While Ottley acknowledged that some of his clients ask him to filter their products multiple times after distillation through carbon—or even fancy-pants crystals—”for marketing purposes only,” he explained that if the product is superiorly crafted, multiple filtrations are overkill. “I wouldn’t want somebody to tell me that their product wasn’t filtered at all,” said Ottley. “On the other hand, I wouldn’t want them to tell me it was 10 times filtered.”
Koenig and Bardenay also filter their product only lightly before bottling. Another step that takes place after distillation and filtration is the addition of flavorings. While DRinc concocts a wide variety of flavored spirits, Bardenay and Koenig are also grabbing a chunk of the exploding flavored-vodka market.

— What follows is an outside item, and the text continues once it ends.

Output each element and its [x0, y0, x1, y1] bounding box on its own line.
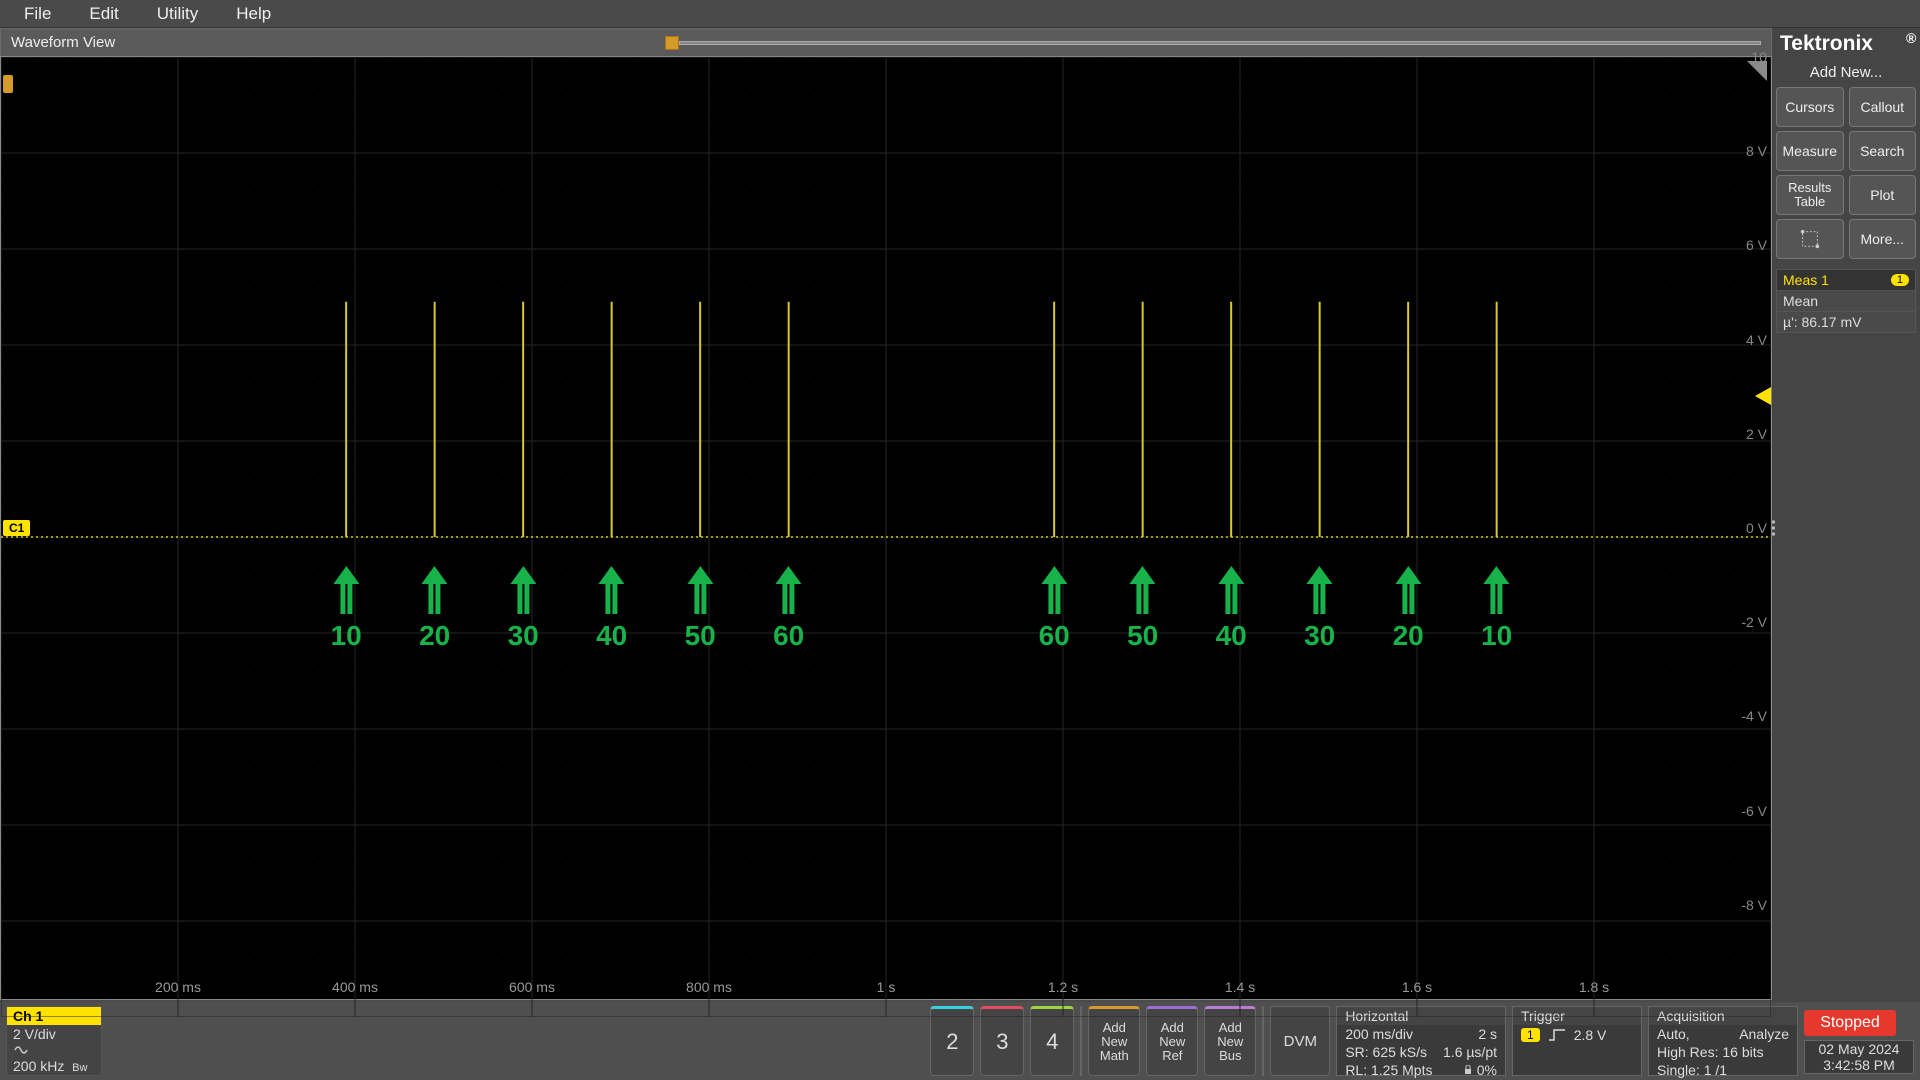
y-axis-label: -2 V — [1741, 614, 1767, 630]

Bardenay makes lemon vodka in addition to its popular gin—which is essentially juniper-flavored vodka—while Koenig has a new huckleberry vodka just hitting shelves.

“Most flavored vodkas, honestly, use vodka and then flavor them with artificial flavorings. But we wanted to go outside of that, so we buy real Idaho huckleberries that they pick up in the forest,” said Koenig. “Then they get soaked in the potato vodka for about three months and then we re-distill that.”
Once an Idaho vodka joins its peers on the mirrored tiers at local bars, it’s no longer about state taxes or filtration and distillation: It’s about image. “Marketing and status, or imagined status {are why people choose vodkas},” explained Michael Bowers, a bartender at the Modern Hotel Bar. “Grey Goose, over the past three months, we’ve done 425 pours, and the next closest competitor is Absolut at 151. Most of those, or a significant number, are in a greyhound or a vodka tonic or soda, where {the brand} really doesn’t matter. I think that in itself indicates why people are drinking it because it’s certainly not for the taste.”